Eligibility for Grants
Grants are a type of financial aid that’s essentially a gift. In most cases, you don’t have to repay grants. You do have to meet eligibility requirements, though. Federal Pell Grants are given to students getting an undergraduate degree. If you already have a bachelor’s degree, you are generally not eligible for a Pell Grant. There may be an exception made if you’re pursuing a teaching certificate. You must show you have financial need to receive a Pell Grant. If you haven’t earned a degree, you may be eligible for a Pell Grant even if you have student loans. Pell Grants can be awarded for up to 12 semesters of school.

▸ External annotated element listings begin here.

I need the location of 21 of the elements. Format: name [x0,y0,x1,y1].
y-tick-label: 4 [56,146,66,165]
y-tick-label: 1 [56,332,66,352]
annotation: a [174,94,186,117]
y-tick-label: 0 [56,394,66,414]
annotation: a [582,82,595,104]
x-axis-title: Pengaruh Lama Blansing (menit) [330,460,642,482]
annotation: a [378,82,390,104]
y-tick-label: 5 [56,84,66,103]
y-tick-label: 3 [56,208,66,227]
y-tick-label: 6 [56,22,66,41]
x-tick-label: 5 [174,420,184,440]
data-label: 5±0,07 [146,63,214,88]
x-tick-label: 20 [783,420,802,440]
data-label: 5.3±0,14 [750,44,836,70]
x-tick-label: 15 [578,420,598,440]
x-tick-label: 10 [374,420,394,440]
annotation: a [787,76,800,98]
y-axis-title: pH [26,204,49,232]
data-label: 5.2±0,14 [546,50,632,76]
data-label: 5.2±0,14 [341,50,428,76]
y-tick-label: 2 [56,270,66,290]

The Federal Supplemental Educational Opportunity Grant is awarded by school financial aid offices. It is also for undergraduate students, so if you already have a degree, you won’t be eligible. Your school will let you know if they offer this grant and if you’re eligible.
Eligibility for Loans
Unsubsidized and subsidized loans help you pay for your education. Once you’re finished with your college education, you begin paying back the loans. You can receive additional student loans even if you already have student loans, as long as the loans are in good standing.
With subsidized loans, the interest is paid by the U.S. Department of Education while you’re in school at least half-time, when you defer your payments and during your grace period. Undergraduate students who show financial need may be eligible for subsidized loans.
Unsubsidized loans are available to graduate and undergraduate students, and you don’t need to show financial need. You are responsible for paying all the interest that accumulates on the loan. There is a limit to how much you can borrow in student loans. As of 2018, dependent students can borrow up to $31,000 and independent students can borrow up to $57,500 for undergraduate study and up to $138,500 total for both graduate and undergraduate study.
Getting Out of Default
If you’re in default on your student loans, you will not be able to receive any financial aid. You can get your student loans out of default by either rehabilitating your loans or by consolidating your loans. To rehabilitate your loans, contact the company that holds your loan. They will work with you to set up a payment plan. You may need to show proof of your income in order to get a lower payment. You need to make nine voluntary, on-time payments over 10 months, and then your loan will no longer be in default.
You can also get a Direct Consolidation Loan. With a Direct Consolidation Loan, your default will stay on your credit report until it ages off, which usually takes seven years. You also must do an income-driven repayment plan unless you make three voluntary, on-time, full monthly payments before you consolidate. Once your loans are consolidated, you can receive financial aid.